Solent Stay

mocruising

Well-Known Member
Joined
21 Mar 2004
Messages
817
Location
TURKEY
Visit site
I have a sloop that has a furling headsail and removable inner cutter stay with a hanked on sail. I very rarely use the cutter sail and stay arrangement and it spends most of its time stowed round the mast and the sail down below.

I am in the Med at the moment and have my 135% genoa in use, this is a heavy weight laminated sail. Like all furling sails it is not much good when hard reefed. There have been times when even well past the second reef line its just too much sail.(When sailing in over 35 kts)

I quite fancy the idea of rigging a Furling Solent stay inside (Aft of ) the genoa and either putting on the jib (Which I have but have never used) or a second smaller jib, or yankee for heavy conditions. Does anyone have any experience of this type of arrangement/rig. It would not exactly be a cutter would it. What constitutes a cutter rig anyway. What are the advantages/dis-advantages. Any comments welcome.
 
" What constitutes a cutter rig anyway. "

You should be able to sail with both foresails drawing, and able to tack with them.
The query is - where is the head of the inner forestay ? If at the same spot, or close to the same height as the outer forestay, - it is not a full cutter rig. Traditional cutters have their two forestays approximately parallel and can set both sails effectively on the beat. Each sail is smaller and more easily handled, and dropping one is a quick "reef". Not as fast as a large genoa in light to medium winds, but better than a badly furled one in strong.
You could have the best of both worlds with the set up you suggest.
Ken
 
We have a cutter rig - as you can see the headsails are parrallel:

Abersoch%20at%20Anchor.JPG


We can hold both sails on a beat - although the genoa is quite full and so we can't point that high - we tend to part furl the genoa and have full staysail - works well.

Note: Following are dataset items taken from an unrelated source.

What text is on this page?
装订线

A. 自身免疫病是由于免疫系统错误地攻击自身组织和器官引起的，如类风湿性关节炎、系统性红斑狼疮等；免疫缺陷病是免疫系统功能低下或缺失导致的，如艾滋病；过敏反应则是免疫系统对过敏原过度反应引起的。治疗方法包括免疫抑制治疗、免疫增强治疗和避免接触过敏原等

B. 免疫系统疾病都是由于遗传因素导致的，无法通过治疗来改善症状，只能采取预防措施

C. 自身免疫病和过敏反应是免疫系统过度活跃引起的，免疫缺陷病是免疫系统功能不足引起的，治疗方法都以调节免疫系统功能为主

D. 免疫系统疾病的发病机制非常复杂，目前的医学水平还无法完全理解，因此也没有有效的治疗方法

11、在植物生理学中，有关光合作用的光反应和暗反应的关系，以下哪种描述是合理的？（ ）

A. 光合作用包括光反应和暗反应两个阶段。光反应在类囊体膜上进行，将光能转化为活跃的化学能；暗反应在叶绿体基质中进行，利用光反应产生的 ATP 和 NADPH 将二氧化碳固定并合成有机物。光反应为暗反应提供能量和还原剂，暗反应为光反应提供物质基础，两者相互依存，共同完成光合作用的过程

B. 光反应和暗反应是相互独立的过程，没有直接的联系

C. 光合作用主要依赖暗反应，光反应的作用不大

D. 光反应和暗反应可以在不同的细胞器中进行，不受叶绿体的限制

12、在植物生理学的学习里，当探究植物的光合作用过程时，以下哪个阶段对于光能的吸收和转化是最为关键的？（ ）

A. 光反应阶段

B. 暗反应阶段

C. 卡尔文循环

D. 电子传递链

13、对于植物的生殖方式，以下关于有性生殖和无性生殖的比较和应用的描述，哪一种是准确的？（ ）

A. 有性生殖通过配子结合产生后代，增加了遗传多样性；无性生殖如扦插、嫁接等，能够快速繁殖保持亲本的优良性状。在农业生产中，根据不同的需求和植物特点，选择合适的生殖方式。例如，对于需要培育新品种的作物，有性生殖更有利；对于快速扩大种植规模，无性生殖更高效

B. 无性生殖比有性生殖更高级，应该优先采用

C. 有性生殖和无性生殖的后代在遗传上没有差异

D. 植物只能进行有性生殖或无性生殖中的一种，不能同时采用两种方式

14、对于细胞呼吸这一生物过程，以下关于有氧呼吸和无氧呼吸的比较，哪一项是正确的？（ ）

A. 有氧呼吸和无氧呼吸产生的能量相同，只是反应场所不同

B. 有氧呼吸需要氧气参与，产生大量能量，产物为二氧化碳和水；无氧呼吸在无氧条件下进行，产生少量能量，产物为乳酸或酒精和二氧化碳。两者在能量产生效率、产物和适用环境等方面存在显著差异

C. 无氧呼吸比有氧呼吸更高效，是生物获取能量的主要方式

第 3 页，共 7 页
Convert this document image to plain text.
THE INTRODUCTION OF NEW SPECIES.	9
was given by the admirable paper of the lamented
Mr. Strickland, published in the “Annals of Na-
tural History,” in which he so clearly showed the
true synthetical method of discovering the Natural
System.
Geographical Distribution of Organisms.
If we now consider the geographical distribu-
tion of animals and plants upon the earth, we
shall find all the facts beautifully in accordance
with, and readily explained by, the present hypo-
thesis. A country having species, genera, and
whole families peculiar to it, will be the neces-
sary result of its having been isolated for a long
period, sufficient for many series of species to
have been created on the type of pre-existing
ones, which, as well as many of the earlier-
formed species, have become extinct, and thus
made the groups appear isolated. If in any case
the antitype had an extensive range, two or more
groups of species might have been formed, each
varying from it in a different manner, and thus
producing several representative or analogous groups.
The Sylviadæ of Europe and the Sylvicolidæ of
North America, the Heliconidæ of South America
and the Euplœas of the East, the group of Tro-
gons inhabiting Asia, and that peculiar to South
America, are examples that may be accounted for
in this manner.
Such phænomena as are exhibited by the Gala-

The staysail is an excellent storm job too - about the right size (and can be furled partly if needed) and it is closed to the mast so brings the centre of effort to the middle of the boat in heavy weather (with a single foresail you have a scrap of sail at the front of the boat and the deep reefed main at the middle - with a cutter you have both sails together which balances it nicely).

We like ours - very versatile. Tacking can be hard work as the genoa has to be pulled infront of the staysail so has some resistance - but then again when cruising if you need to tack you can just go somewhere else!

One point to note - with a cutter rig you will need running backstays if the wind picks up to support the load point that the top of the staysail attaches to.

Jonny
 
jonny,
regarding running backstays,if there are none, would lower aft shrouds be sufficient if they join the mast at roughly the same place as the inner forestay. also considering that the mast has a pretty hefty cross section.
joe
 
If the lowers have some pull backward then this will help. With a cutter rig the runners aren't critical unless its very windy (we leave ours permanently rigged but the previous owner rarely used them - he didn't even have any rope for them when we bought the boat!)

Some people use them religiously, others just use them when its windy and the mast starts to 'pant' at the attachment point.

Its a judgement call - they only need to support the mast at the point the staysail joins, as this is a pressure point forwards and the risk is the staysail pulls the mast too far forwards where it attaches and breaks the mast (extreme!).